In a free market, where private property and the freedom to enter into agreements are mutually respected, the first entrepreneur to offer a new and truly valued service can expect to reap a significant profit. The freedom of others to offer competing services to consumers would soon bring down prices and tend to reduce profits to normal levels.

But when regulations make entry into, and innovation within, the industry difficult, less competition is possible. This restricts the supply of services available, thereby enabling the industry to keep its profits higher than normal. The actual history of regulation offers us more examples of industries being protected from customers than the other way around. When Wal-Mart and Home Depot attempted to offer banking services, the FDIC repeatedly blocked their applications in order to protect existing banks from the competition.

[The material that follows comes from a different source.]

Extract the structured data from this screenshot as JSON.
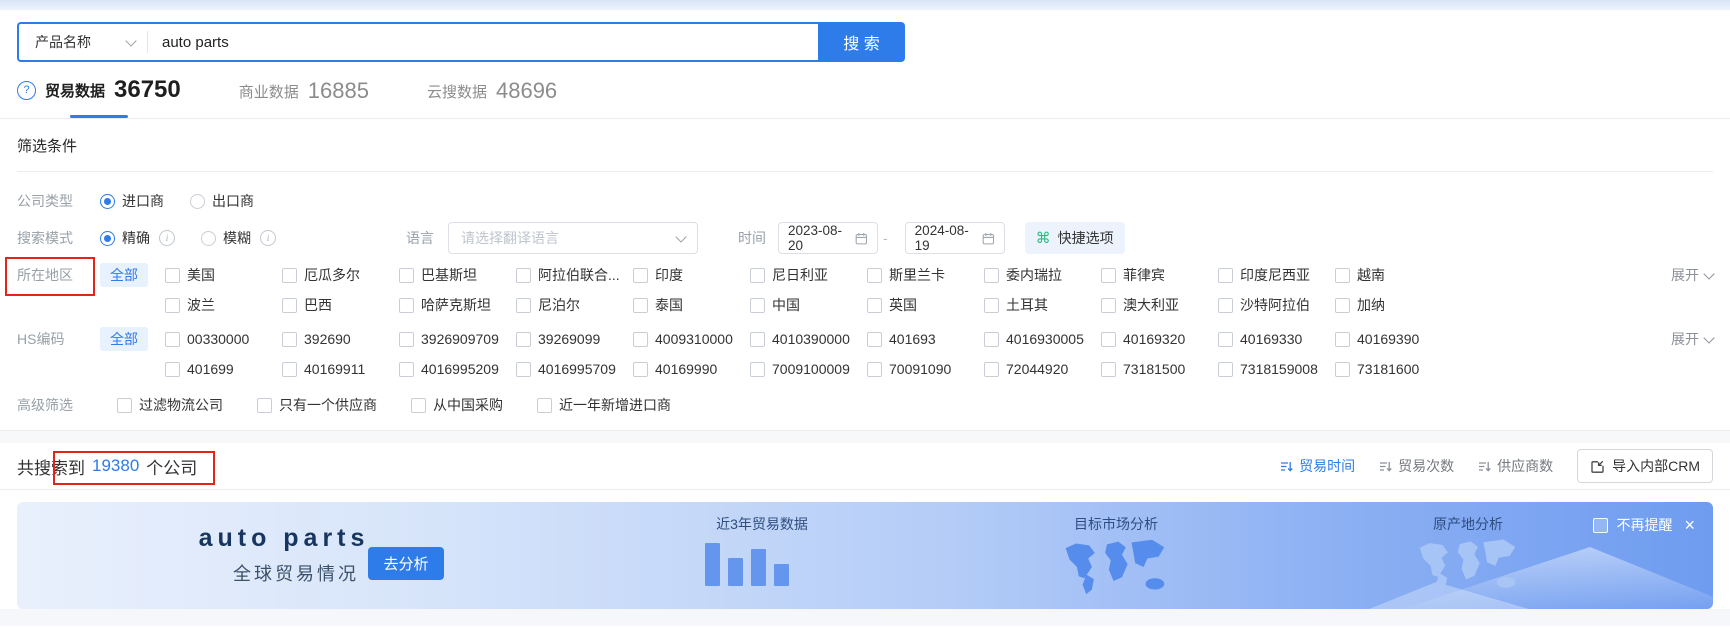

We see such protectionism in other industries as well. The reasons for the stagnant uniformity of cable TV offerings should be obvious when we witness existing companies spending millions of dollars to lobby government to prevent the entry of potential competitors. Similarly, we might recognize one reason for the high cost of hospital stays when we observe existing hospitals lobby the government to deny a possible competitor a "certificate of need" thereby denying customers the alternative of a new hospital.

As long as such restrictions on our freedom to do business exist, those who blame our current troubles on the "free market" will continue to sound like buffoons. But many such critics are not so innocent. Many of the senators and congressmen now pointing fingers at investment banks like Goldman Sachs would like us to forget that it was Congress that created and protected the economically unjustifiable and morally corrupting agencies that we call Fannie Mae and Freddie Mac.

Neither of these government-created companies nor the destruction that they wrought could have come into existence in a free market. Only government interference that destroys the link between actions and personal responsibility could unleash such corruption upon us.

Instead of insulting the American public by grandstanding at the expense of Goldman Sachs executives, perhaps our senators should spend more time investigating the consequences of Fannie Mae and Freddie Mac. Then they should take a good hard look at the consequences of their own voting records.

Richard J. Grant is a professor of finance and economics atLipscomb University and a scholar at the Tennessee Center for Policy Research. His column appears on Sundays.